[ExI] Fusion breakthrough
Stuart LaForge
avant at sollegro.com
Fri Dec 16 03:09:30 UTC 2022
Quoting Rafal Smigrodzki:
>> Right? You would think that people would be dancing in the streets,
>> knowing that their children wouldn't have to fight to the death over
>> the last barrel of oil, eat each other, or hold hands singing Kumbaya
>> while the lights went out forever. This is huge. This gets Malthus off
>> of our backs for the foreseeable future and moves us much closer to
>> becoming a space-faring type I civilization. I literally cried when I
>> heard about this.
>>
>> ### This is a nothingburger. Guys running the project needed to drum up
> publicity before applying for more research grants, so they spew press
> releases and the gullible journos amplify the funding call.
I thought the same thing, until the very end of the press conference
when the lead scientist specifically requested people to apply for
jobs at their lab.

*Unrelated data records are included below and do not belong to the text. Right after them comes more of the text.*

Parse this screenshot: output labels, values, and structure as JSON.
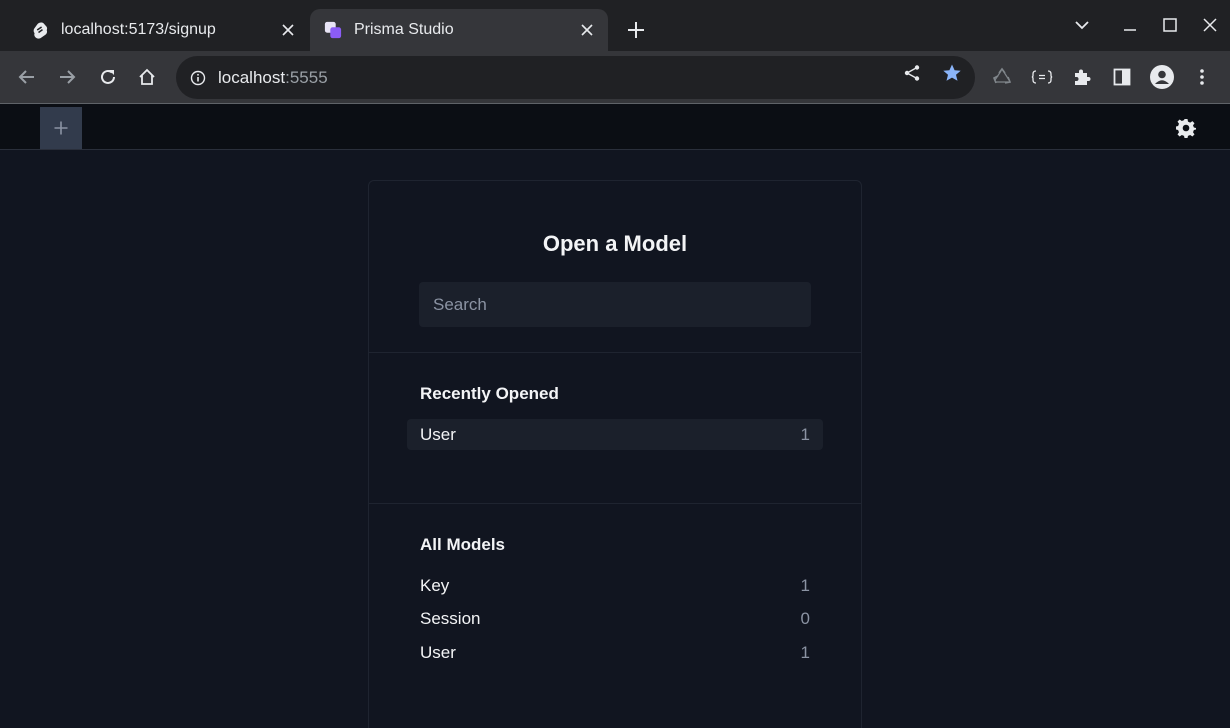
{
  "browser": {
    "tabs": [
      {
        "title": "localhost:5173/signup",
        "favicon": "svelte-icon",
        "active": false
      },
      {
        "title": "Prisma Studio",
        "favicon": "prisma-studio-icon",
        "active": true
      }
    ],
    "address": {
      "host": "localhost",
      "port": ":5555"
    },
    "colors": {
      "tabstrip": "#202124",
      "toolbar": "#35363a",
      "bookmark_star": "#8ab4f8"
    }
  },
  "studio": {
    "panel_title": "Open a Model",
    "search": {
      "placeholder": "Search",
      "value": ""
    },
    "recent": {
      "title": "Recently Opened",
      "items": [
        {
          "name": "User",
          "count": "1"
        }
      ]
    },
    "all_models": {
      "title": "All Models",
      "items": [
        {
          "name": "Key",
          "count": "1"
        },
        {
          "name": "Session",
          "count": "0"
        },
        {
          "name": "User",
          "count": "1"
        }
      ]
    },
    "colors": {
      "background": "#111520",
      "header": "#0b0e14",
      "add_tab": "#323b4c",
      "muted_text": "#8b93a3"
    }
  }
}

I am not certain, but announcing job openings while
hyping a "nothing burger" is one hell of a ballsy bluff unless the
grants are already paid in full . . . in advance. And the DOE, like
the DOD, has not lacked for funding since the previous world war. They
are firmly entrenched in the iron triangle.
But more importantly this is tangible hope like a "Land ho!" from an
ancient mariner upon sighting land. We have turned controlled fusion
from a theoretical possibility to an engineering optimization problem.
That is real progress.
>
> Fusion research is a waste of time and money, unless unexpected and strange
> advances happen. All the projects are so many orders of magnitude away from
> useful fusion conditions it's not even funny. The radioactive waste problem
> is immense, much larger than with fission energy. The whole thing might
> turn out to be impossible this side of the singularity.
What nuclear waste is there in laser-primed fusion of deuterium fuel pellets?
And which side of the singularity are we on, Rafal? There are natural
language model chat-bots with reading comprehension and writing scores
that rival those of college students; meanwhile college grads are
still less than 1/3 of the population for both men and women. Ditto
when it comes to vivid visual portrayals of anything one can verbally
describe. And there is a Google engineer trying to get the courts to
emancipate proprietary software.
> More importantly, it's all useless because solar wind and battetany other
> way, fossil, fission or fusion, and the disparity in economic performance
> will only grow as SWB further matures.
How much of that economic destruction by SWB is due to government
interference and subsidization of solar and wind? And SWB would be far
less useful on Mars or Europa. Whereas fusion is like carrying around
your own shard of a star.
> SWB is already cheaper than coal and
> to think that fusion could rival SWB economically is a pipe dream (again,
> short of strange and unexpected discoveries in fusion research).
About 15-20 years ago people were just as skeptical and made the same
arguments about SWB with respect to fossil. When something happens
after 60-straight years of well-funded nothing, it IS unexpected.
fuels.
>
> Just mine more lithium, tile the deserts with solar and don't pay attention
> to doomsayers.
Lithium is good. I agree we should mine more. If deserts tiled with
solar panels is how we achieve the wattage to to ignite our fusion
reactions, then so be it. How much energy is too much, Rafal? Why are
you willing to leave energy on the table? This is a Promethean moment
for all of humanity; it is tangible hope.
Doomsayers? Civilizations rise and fall. That is a fact of life. The
half life of a civilization is roughly 200 years. And when
civilizations fall, the dark ages that follow are sordid affairs.
Fusion would be one mighty candle to hold against the darkness.